The behaviour of the fluids in the reactor is a particular problem, however. Custom-designed reactors can create fluid dynamics problems that cannot be replicated or modelled in the comparatively tiny miniplant reactors. Computerised fluid dynamics simulations can provide the key to solving the problems, but the uncertainty remains.
This has provided the impetus for one of the centre's collaborations. As part of a project with BP to develop a compact reformer unit for synthesis gas generation, the centre's researchers have built fluid dynamics simulation rigs to test combustion characteristics, the performance of custom-designed heat exchangers, and catalyst bed hydraulics.
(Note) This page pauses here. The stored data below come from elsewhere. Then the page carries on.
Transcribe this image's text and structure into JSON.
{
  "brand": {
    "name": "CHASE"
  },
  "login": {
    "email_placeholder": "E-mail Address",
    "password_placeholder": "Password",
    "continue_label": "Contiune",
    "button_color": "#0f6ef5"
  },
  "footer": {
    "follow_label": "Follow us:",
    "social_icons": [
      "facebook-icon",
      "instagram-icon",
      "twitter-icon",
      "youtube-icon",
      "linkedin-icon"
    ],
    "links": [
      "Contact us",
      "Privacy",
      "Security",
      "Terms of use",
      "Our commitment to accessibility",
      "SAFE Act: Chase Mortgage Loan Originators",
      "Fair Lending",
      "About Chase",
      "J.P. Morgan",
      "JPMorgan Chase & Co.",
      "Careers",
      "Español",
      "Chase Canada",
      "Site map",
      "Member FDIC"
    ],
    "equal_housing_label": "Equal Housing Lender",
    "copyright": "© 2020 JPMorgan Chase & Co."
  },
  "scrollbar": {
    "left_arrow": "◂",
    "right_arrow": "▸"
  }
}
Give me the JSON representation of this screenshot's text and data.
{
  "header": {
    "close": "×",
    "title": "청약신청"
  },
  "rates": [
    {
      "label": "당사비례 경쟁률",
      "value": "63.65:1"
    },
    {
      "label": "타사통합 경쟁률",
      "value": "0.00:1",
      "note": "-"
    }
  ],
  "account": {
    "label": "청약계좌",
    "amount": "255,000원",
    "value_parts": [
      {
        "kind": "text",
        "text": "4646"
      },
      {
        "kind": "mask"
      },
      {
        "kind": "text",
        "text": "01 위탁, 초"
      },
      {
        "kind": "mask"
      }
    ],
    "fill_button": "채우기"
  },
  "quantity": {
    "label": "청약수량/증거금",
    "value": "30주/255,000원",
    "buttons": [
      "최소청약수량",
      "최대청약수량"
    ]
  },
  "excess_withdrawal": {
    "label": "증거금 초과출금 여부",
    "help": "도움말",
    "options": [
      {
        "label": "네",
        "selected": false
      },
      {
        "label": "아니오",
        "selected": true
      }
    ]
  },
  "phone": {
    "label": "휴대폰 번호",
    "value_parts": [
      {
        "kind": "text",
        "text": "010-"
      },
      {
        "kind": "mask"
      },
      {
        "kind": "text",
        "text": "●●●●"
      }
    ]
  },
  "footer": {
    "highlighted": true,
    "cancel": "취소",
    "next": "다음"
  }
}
The reformer is targeted for a gas-to-liquids plant which Kværner E&C is currently building for BP in Alaska, but BP and Kværner hold the patents jointly. The unit can be installed to provide a feedstock for a Fischer-Tropsch unit to produce long-chain paraffins, to be hydrocracked into a high-quality liquid fuel. Alternatively, the syngas can be used as a chemical feedstock in production of methanol, acetic acid, hydrogen, oxo alcohols, or direct reduction of iron ore.
Miniplant techniques at Stockton have also helped develop processes for hydrogenations, esterifications and complex separations, and development times have indeed come down. The most recent example, an ethyl acetate process, went from bench to commercial design in around two years.
Collaboration is an important part of the centre's work, both with plant operators and research institutions. The Stockton centre has close links with companies such as ICI-Synetix, Ineos, Sasol, BP, Dow-UCC and all the main catalyst manufacturers. The collaborations extend to co-funding the construction of miniplants.
Another success from these collaborations was the development of the world's first plant to convert ethanol to acetic acid. This began as almost a curiosity. While developing another process, KPT engineers noticed a side reaction where ethanol was dehydrogenated to acetaldehyde, and this reacted with more ethanol to form ethyl acetate. Realising that this could have commercial applications - ethyl acetate is normally made using acetic acid as a feedstock - they drew up a conceptual process flow diagram. This came to the notice of South African firm Sasol, which funded further research into the concept.
The team assigned to the project started by screening a range of catalysts for selectivity and conversion rates, and developing process flow schemes for reactor design and the purification of product. This was a particular challenge - the reaction generated a number of azeotropic mixtures which could not be separated by conventional distillation techniques. The team eventually designed a completely new distillation process to split the main azeotrope.
The second phase of the project, again at Stockton, saw the team run the reaction for 1000 hours to confirm that the chosen catalyst would not deactivate, and built a highly-instrumented miniplant to run the purification process continuously. The data generated from these tests meant that a commercial scale plant could be built without further experimental scale-ups and, after a series of cost estimates, Sasol awarded KPT the contract for a front-end engineering package to build the plant, along with a licence for the technology.
The plant was completed in April of this year, and began producing ethyl acetate in May. Within two days, it had exceeded its guaranteed capacity and was producing 99.99 per cent pure ethyl acetate, KPT says, which is slightly higher than most commercial ethyl acetate. The entire project, from initial concept to first commercial production, took five years - half the time of a typical plant design project.